Observing Systems
US CLIVAR plays a central role in motivating and utilizing in-situ and satellite ocean and atmosphere observing systems to monitor, understand and model climate variability. Key observing systems beneficial to US CLIVAR research include:
- The Global Tropical Moored Buoy Array of over 110 fixed moorings spanning the tropical Pacific (TAO/TRITON), Atlantic (PIRATA) and Indian Ocean (RAMA) basins instrumented to measure both upper ocean and surface meteorological variables involved in ocean-atmosphere interactions, providing knowledge of critical processes important to monitoring, understanding and prediction of ENSO and PDO in the Pacific, the meridional gradient mode and equatorial warm events in the Atlantic, the Indian Ocean Dipole and intraseasonal Madden-Julian Oscillation in the Indian Ocean, the mean seasonal cycle and monsoon circulation, and decadal trends that may be related to global warming.
- Ocean Reference Stations, a global array of 60 moored surface and subsurface buoys instrumented to provide the most accurate possible long-term climate data records of heat, momentum, freshwater, and gas (e.g., CO2) exchanges across the air-sea interface, ocean currents and transport to a depth of 5000m, and biogeochemical properties within the water column in key ocean regimes (e.g., narrow Western Boundary Currents, trade-wind sites) to detect sudden changes and events, to calibrate remotely sensed measurements, to elucidate climatically sensitive processes, and to evaluate and improve models.
- The Global Expendable Bathythermograph (XBT) Network comprised of over 30 fixed transects spanning all ocean basins along which measurements of water temperature from the surface to 850m are made every 25km and at least 4 times a year (for high-density transects), resolving both the oceanic boundary currents and the corresponding interior heat and mass circulations of the global oceans.
- The US Global Ocean Carbon and Repeat Hydrography Program (GO-SHIP) and international GO-SHIP, providing systematic and global re-occupation of select World Ocean Circulation Experiment (WOCE)/Joint Global Ocean Flux Study (JGOFS) hydrographic sections (currently 46 lines globally) that measure pressure, temperature, salinity, carbon, nitrogen, oxygen and other biogeochemistry variables from the surface to the deep ocean, providing the ability to quantify full depth changes in storage and transport of heat, fresh water, and CO2 globally on decadal timescales.
- The global Argo Array of 3,000 free-drifting profiling floats that measure temperature, salinity, and velocity of the upper 2000m of the ocean, providing a quantitative description of the changing state of the upper ocean, sea level, and the patterns of ocean climate variability from months to decades, including heat and freshwater storage and transport.
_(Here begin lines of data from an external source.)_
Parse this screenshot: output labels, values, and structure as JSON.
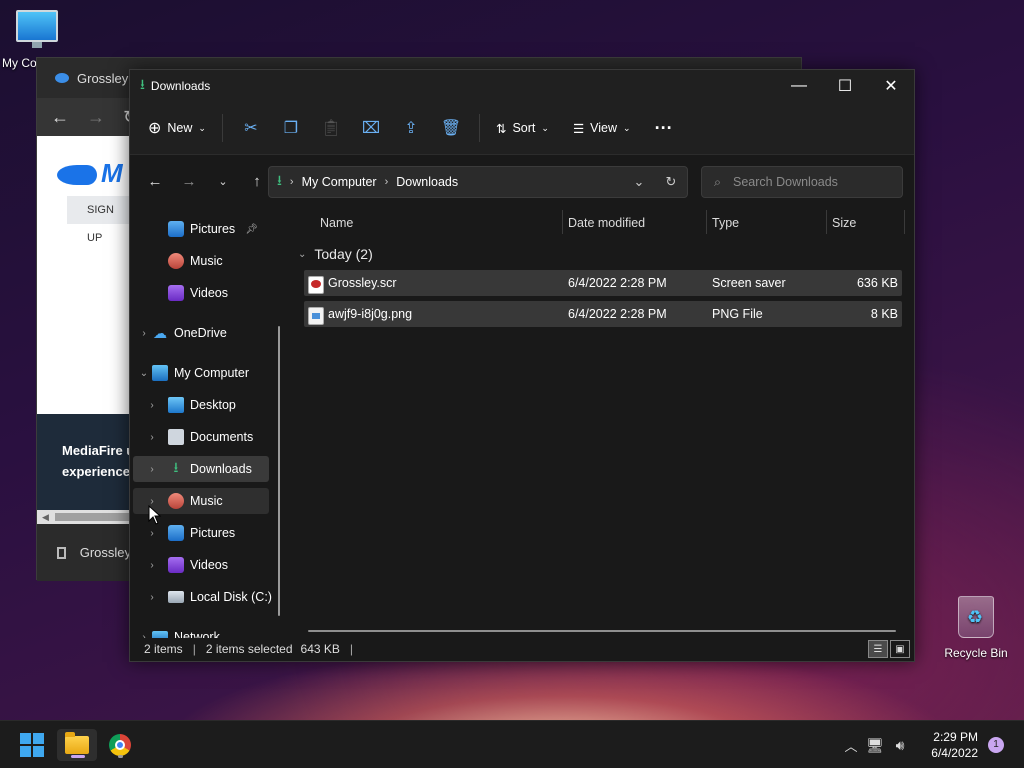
{
  "desktop": {
    "my_computer_label": "My Co",
    "recycle_bin_label": "Recycle Bin"
  },
  "background_window": {
    "tab_title": "Grossley",
    "signup_label": "SIGN UP",
    "promo_line1": "MediaFire u",
    "promo_line2": "experience.",
    "download_item": "Grossley"
  },
  "explorer": {
    "title": "Downloads",
    "commands": {
      "new": "New",
      "sort": "Sort",
      "view": "View"
    },
    "address": {
      "root": "My Computer",
      "folder": "Downloads"
    },
    "search_placeholder": "Search Downloads",
    "nav": {
      "pinned_pictures": "Pictures",
      "pinned_music": "Music",
      "pinned_videos": "Videos",
      "onedrive": "OneDrive",
      "my_computer": "My Computer",
      "desktop": "Desktop",
      "documents": "Documents",
      "downloads": "Downloads",
      "music": "Music",
      "pictures": "Pictures",
      "videos": "Videos",
      "local_disk": "Local Disk (C:)",
      "network": "Network"
    },
    "columns": {
      "name": "Name",
      "date": "Date modified",
      "type": "Type",
      "size": "Size"
    },
    "group_label": "Today (2)",
    "files": [
      {
        "name": "Grossley.scr",
        "date": "6/4/2022 2:28 PM",
        "type": "Screen saver",
        "size": "636 KB"
      },
      {
        "name": "awjf9-i8j0g.png",
        "date": "6/4/2022 2:28 PM",
        "type": "PNG File",
        "size": "8 KB"
      }
    ],
    "status": {
      "count": "2 items",
      "selected": "2 items selected",
      "size": "643 KB"
    }
  },
  "taskbar": {
    "time": "2:29 PM",
    "date": "6/4/2022",
    "notification_count": "1"
  },
  "colors": {
    "accent": "#3fa8f0",
    "selection": "#383838",
    "downloads_green": "#3fbf7f"
  }
}
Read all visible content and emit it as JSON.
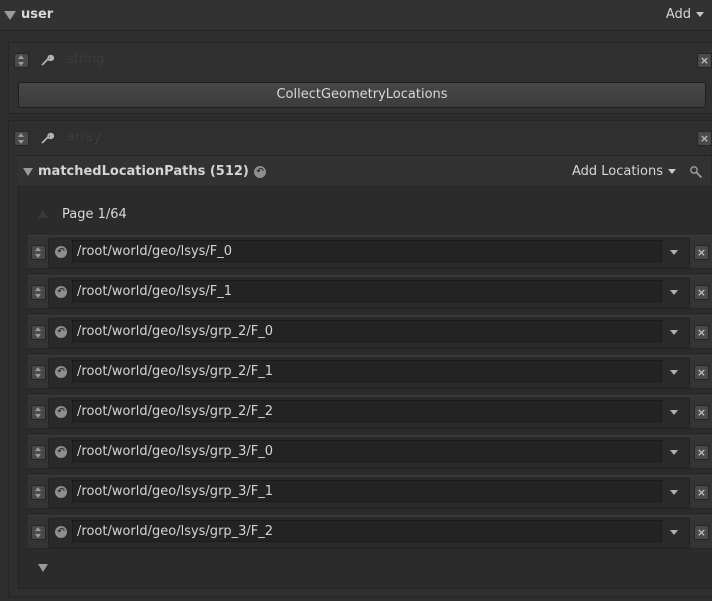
{
  "user_section": {
    "title": "user",
    "add_label": "Add"
  },
  "string_param": {
    "label": "string",
    "button_label": "CollectGeometryLocations"
  },
  "array_param": {
    "label": "array"
  },
  "matched_group": {
    "title": "matchedLocationPaths (512)",
    "add_locations_label": "Add Locations",
    "page_label": "Page 1/64",
    "rows": [
      {
        "path": "/root/world/geo/lsys/F_0"
      },
      {
        "path": "/root/world/geo/lsys/F_1"
      },
      {
        "path": "/root/world/geo/lsys/grp_2/F_0"
      },
      {
        "path": "/root/world/geo/lsys/grp_2/F_1"
      },
      {
        "path": "/root/world/geo/lsys/grp_2/F_2"
      },
      {
        "path": "/root/world/geo/lsys/grp_3/F_0"
      },
      {
        "path": "/root/world/geo/lsys/grp_3/F_1"
      },
      {
        "path": "/root/world/geo/lsys/grp_3/F_2"
      }
    ]
  },
  "icons": {
    "collapse": "triangle-down-icon",
    "drag": "drag-handle-icon",
    "remove": "close-icon",
    "edit": "wrench-icon",
    "reset": "revert-icon",
    "pick": "pick-icon"
  },
  "colors": {
    "background": "#2d2d2d",
    "field": "#232323",
    "text": "#d6d6d6"
  }
}
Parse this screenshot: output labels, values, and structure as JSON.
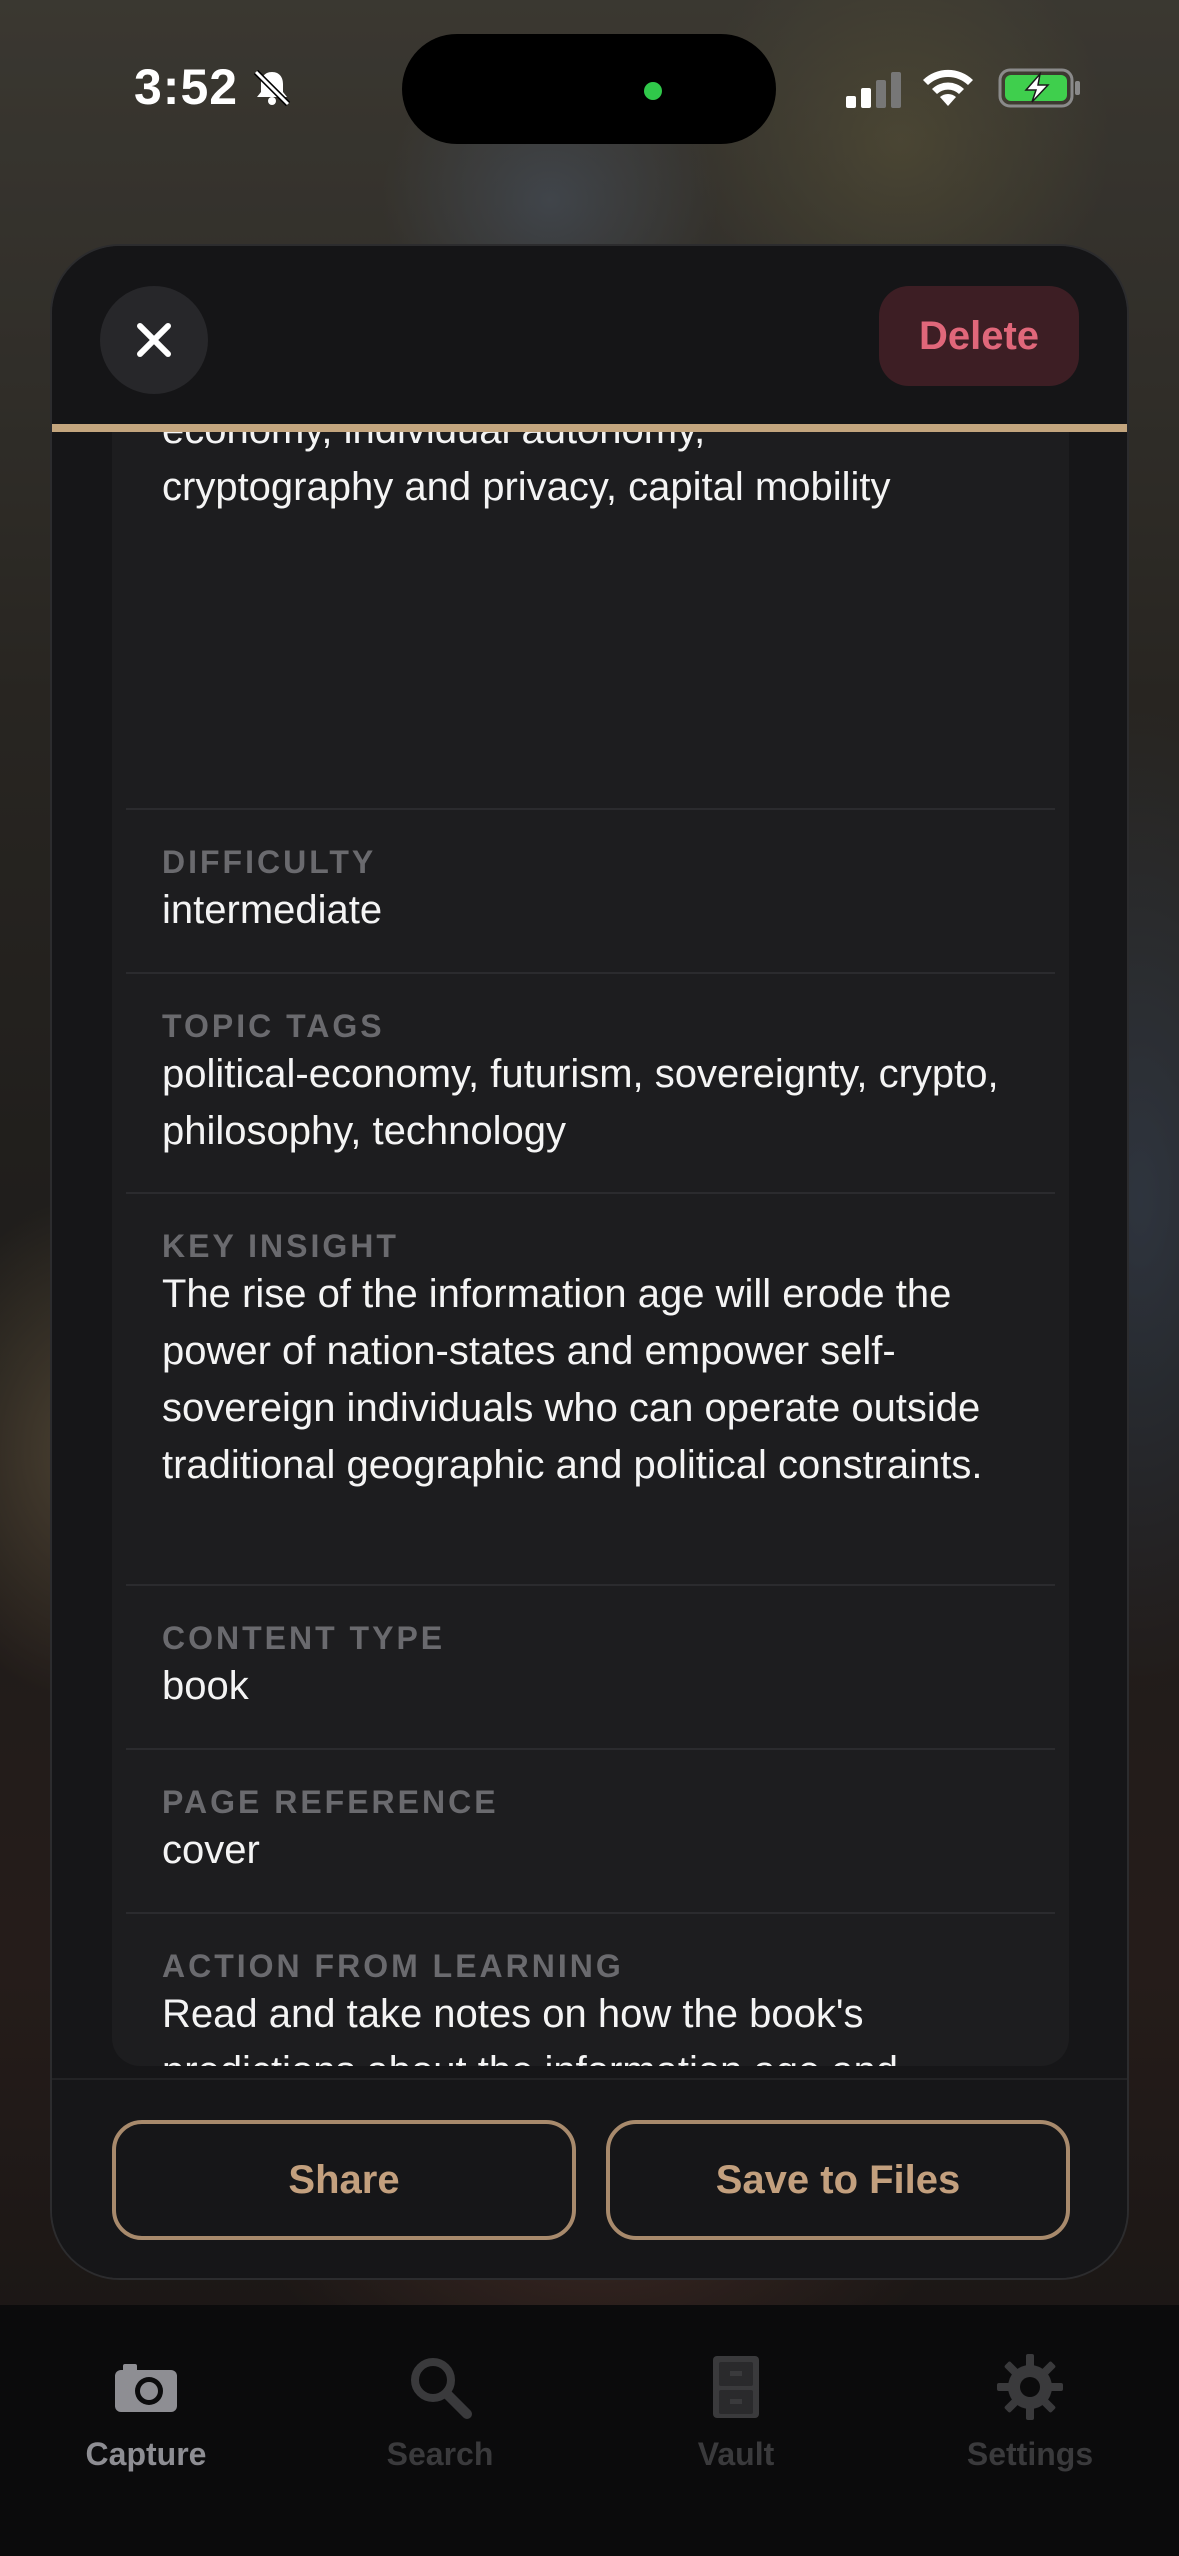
{
  "status_bar": {
    "time": "3:52"
  },
  "sheet": {
    "delete_label": "Delete",
    "partial_value": "economy, individual autonomy,\ncryptography and privacy, capital mobility",
    "fields": [
      {
        "label": "DIFFICULTY",
        "value": "intermediate"
      },
      {
        "label": "TOPIC TAGS",
        "value": "political-economy, futurism, sovereignty, crypto, philosophy, technology"
      },
      {
        "label": "KEY INSIGHT",
        "value": "The rise of the information age will erode the power of nation-states and empower self-sovereign individuals who can operate outside traditional geographic and political constraints."
      },
      {
        "label": "CONTENT TYPE",
        "value": "book"
      },
      {
        "label": "PAGE REFERENCE",
        "value": "cover"
      },
      {
        "label": "ACTION FROM LEARNING",
        "value": "Read and take notes on how the book's predictions about the information age and individual sovereignty have played out; connect themes to crypto, remote work, and jurisdictional arbitrage."
      }
    ],
    "share_label": "Share",
    "save_label": "Save to Files"
  },
  "tabbar": {
    "items": [
      {
        "label": "Capture",
        "icon": "camera-icon",
        "active": true
      },
      {
        "label": "Search",
        "icon": "search-icon",
        "active": false
      },
      {
        "label": "Vault",
        "icon": "cabinet-icon",
        "active": false
      },
      {
        "label": "Settings",
        "icon": "gear-icon",
        "active": false
      }
    ]
  },
  "colors": {
    "accent": "#c3a57e",
    "delete_text": "#e0677a",
    "active_tab": "#8e8e93",
    "inactive_tab": "#3a3a3c"
  }
}
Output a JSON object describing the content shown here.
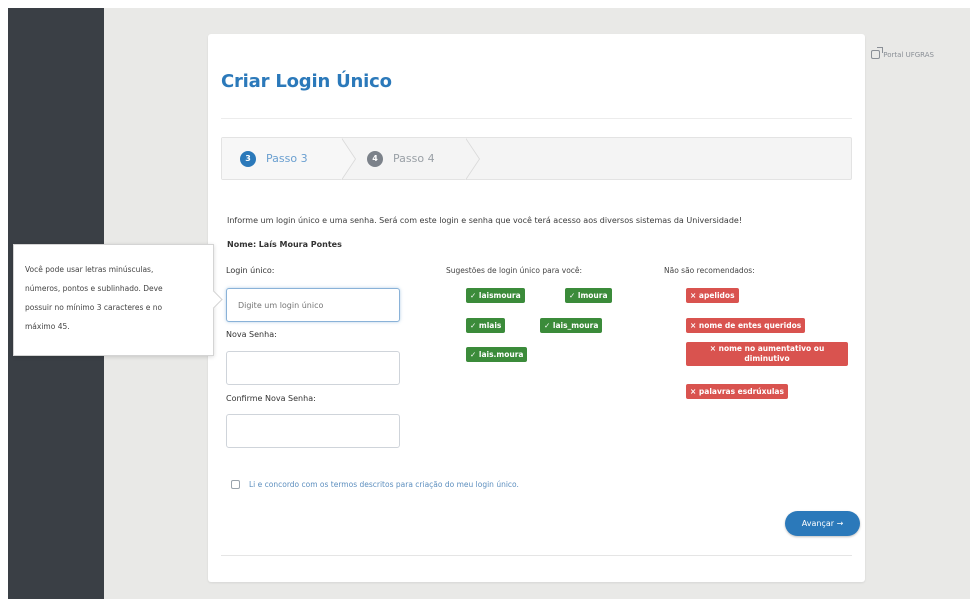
{
  "portal_link": "Portal UFGRAS",
  "title": "Criar Login Único",
  "steps": [
    {
      "number": "3",
      "label": "Passo 3"
    },
    {
      "number": "4",
      "label": "Passo 4"
    }
  ],
  "info_text": "Informe um login único e uma senha. Será com este login e senha que você terá acesso aos diversos sistemas da Universidade!",
  "name": {
    "label": "Nome:",
    "value": "Laís Moura Pontes"
  },
  "fields": {
    "login": {
      "label": "Login único:",
      "placeholder": "Digite um login único"
    },
    "password": {
      "label": "Nova Senha:"
    },
    "confirm": {
      "label": "Confirme Nova Senha:"
    }
  },
  "tooltip": [
    "Você pode usar letras minúsculas,",
    "números, pontos e sublinhado. Deve",
    "possuir no mínimo 3 caracteres e no",
    "máximo 45."
  ],
  "suggestions_title": "Sugestões de login único para você:",
  "suggestions": [
    "✓ laismoura",
    "✓ lmoura",
    "✓ mlais",
    "✓ lais_moura",
    "✓ lais.moura"
  ],
  "not_recommended_title": "Não são recomendados:",
  "not_recommended": [
    "× apelidos",
    "× nome de entes queridos",
    "× nome no aumentativo ou diminutivo",
    "× palavras esdrúxulas"
  ],
  "terms_text": "Li e concordo com os termos descritos para criação do meu login único.",
  "advance_button": "Avançar →",
  "colors": {
    "primary": "#2b79ba",
    "success": "#3b8b3a",
    "danger": "#d9534f",
    "sidebar": "#3a3f45"
  }
}
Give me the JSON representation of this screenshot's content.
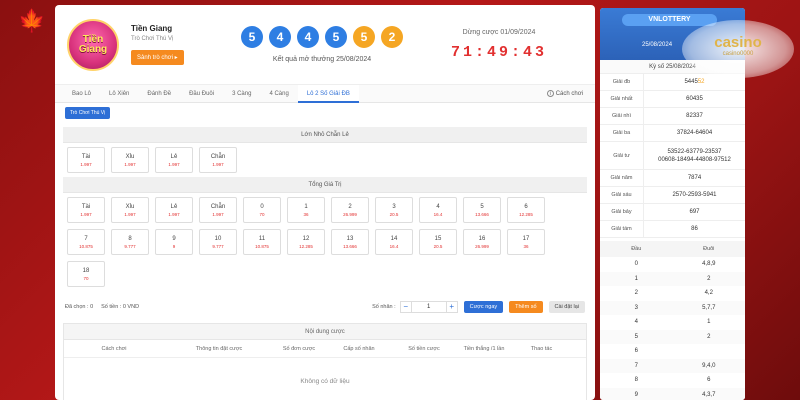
{
  "game": {
    "name": "Tiền Giang",
    "logo_text": "Tiền Giang",
    "subtitle": "Trò Chơi Thú Vị",
    "lobby_button": "Sảnh trò chơi ▸"
  },
  "results": {
    "balls": [
      {
        "n": "5",
        "color": "blue"
      },
      {
        "n": "4",
        "color": "blue"
      },
      {
        "n": "4",
        "color": "blue"
      },
      {
        "n": "5",
        "color": "blue"
      },
      {
        "n": "5",
        "color": "orange"
      },
      {
        "n": "2",
        "color": "orange"
      }
    ],
    "caption": "Kết quả mở thưởng 25/08/2024"
  },
  "countdown": {
    "deadline_label": "Dừng cược 01/09/2024",
    "time": "71:49:43"
  },
  "tabs": [
    "Bao Lô",
    "Lô Xiên",
    "Đánh Đề",
    "Đầu Đuôi",
    "3 Càng",
    "4 Càng",
    "Lô 2 Số Giải ĐB"
  ],
  "active_tab": 6,
  "howto_label": "Cách chơi",
  "sub_button": "Trò Chơi Thú Vị",
  "section1": {
    "title": "Lớn Nhỏ Chẵn Lẻ",
    "chips": [
      {
        "label": "Tài",
        "odds": "1.997"
      },
      {
        "label": "Xỉu",
        "odds": "1.997"
      },
      {
        "label": "Lẻ",
        "odds": "1.997"
      },
      {
        "label": "Chẵn",
        "odds": "1.997"
      }
    ]
  },
  "section2": {
    "title": "Tổng Giá Trị",
    "chips": [
      {
        "label": "Tài",
        "odds": "1.997"
      },
      {
        "label": "Xỉu",
        "odds": "1.997"
      },
      {
        "label": "Lẻ",
        "odds": "1.997"
      },
      {
        "label": "Chẵn",
        "odds": "1.997"
      },
      {
        "label": "0",
        "odds": "70"
      },
      {
        "label": "1",
        "odds": "36"
      },
      {
        "label": "2",
        "odds": "26.999"
      },
      {
        "label": "3",
        "odds": "20.5"
      },
      {
        "label": "4",
        "odds": "16.4"
      },
      {
        "label": "5",
        "odds": "13.666"
      },
      {
        "label": "6",
        "odds": "12.285"
      },
      {
        "label": "7",
        "odds": "10.875"
      },
      {
        "label": "8",
        "odds": "9.777"
      },
      {
        "label": "9",
        "odds": "9"
      },
      {
        "label": "10",
        "odds": "9.777"
      },
      {
        "label": "11",
        "odds": "10.875"
      },
      {
        "label": "12",
        "odds": "12.285"
      },
      {
        "label": "13",
        "odds": "13.666"
      },
      {
        "label": "14",
        "odds": "16.4"
      },
      {
        "label": "15",
        "odds": "20.5"
      },
      {
        "label": "16",
        "odds": "26.999"
      },
      {
        "label": "17",
        "odds": "36"
      },
      {
        "label": "18",
        "odds": "70"
      }
    ]
  },
  "controls": {
    "selected_label": "Đã chọn : 0",
    "amount_label": "Số tiền : 0 VND",
    "multiplier_label": "Số nhân :",
    "minus": "−",
    "multiplier_value": "1",
    "plus": "+",
    "bet_now": "Cược ngay",
    "add_bet": "Thêm số",
    "reset": "Cài đặt lại"
  },
  "content": {
    "title": "Nội dung cược",
    "columns": [
      "Cách chơi",
      "Thông tin đặt cược",
      "Số đơn cược",
      "Cấp số nhân",
      "Số tiền cược",
      "Tiền thắng /1 lần",
      "Thao tác"
    ],
    "empty": "Không có dữ liệu"
  },
  "side": {
    "brand": "VNLOTTERY",
    "date": "25/08/2024",
    "ky": "Kỳ số 25/08/2024",
    "prizes": [
      {
        "label": "Giải đb",
        "value_main": "5445",
        "value_hl": "52"
      },
      {
        "label": "Giải nhất",
        "value_main": "60435",
        "value_hl": ""
      },
      {
        "label": "Giải nhì",
        "value_main": "82337",
        "value_hl": ""
      },
      {
        "label": "Giải ba",
        "value_main": "37824-64604",
        "value_hl": ""
      },
      {
        "label": "Giải tư",
        "value_main": "53522-63779-23537\n00608-18494-44808-97512",
        "value_hl": ""
      },
      {
        "label": "Giải năm",
        "value_main": "7874",
        "value_hl": ""
      },
      {
        "label": "Giải sáu",
        "value_main": "2570-2593-5941",
        "value_hl": ""
      },
      {
        "label": "Giải bảy",
        "value_main": "697",
        "value_hl": ""
      },
      {
        "label": "Giải tám",
        "value_main": "86",
        "value_hl": ""
      }
    ],
    "dd_head": [
      "Đầu",
      "Đuôi"
    ],
    "dd_rows": [
      [
        "0",
        "4,8,9"
      ],
      [
        "1",
        "2"
      ],
      [
        "2",
        "4,2"
      ],
      [
        "3",
        "5,7,7"
      ],
      [
        "4",
        "1"
      ],
      [
        "5",
        "2"
      ],
      [
        "6",
        ""
      ],
      [
        "7",
        "9,4,0"
      ],
      [
        "8",
        "6"
      ],
      [
        "9",
        "4,3,7"
      ]
    ]
  },
  "watermark": {
    "brand": "casino",
    "site": "casino0000"
  }
}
- The Global Drifter Program array of 1250 satellite-tracked free-drifting surface drifting buoys that measure mixed layer currents, sea surface temperature, atmospheric pressure, winds and salinity, supporting climate monitoring, research, seasonal-to-interannual predictions, and satellite SST measurement calibration.
- Satellite data products crucial for monitoring and studying climate variability and change and for improving the descriptive and predictive skill of climate models, e.g., the TOPEX/Poseidon altimeter and Jason-1 (sea level); infrared and microwave channels (sea surface temperature), the NASA Quick Scatterometer (QuikSCAT; ocean surface vector winds); the Gravity Recovery and Climate Experiment (GRACE; spatial mass changes), Aquarius (salinity), passive radiometers, such as Special Sensor Microwave Imager (SSM/I) and Advanced Microwave Scanning Radiometer (AMSR; sea ice), the Ice, Cloud, and land Elevation Satellite laser altimeter (ICESat; ice sheet topography and sea ice freeboard), and the Constellation Observing System for Meteorology, Ionosphere, and Climate (COSMIC; precipitable water vapor), in addition to measurements of total solar irradiance, stratospheric aerosols, and land-cover and land-use change.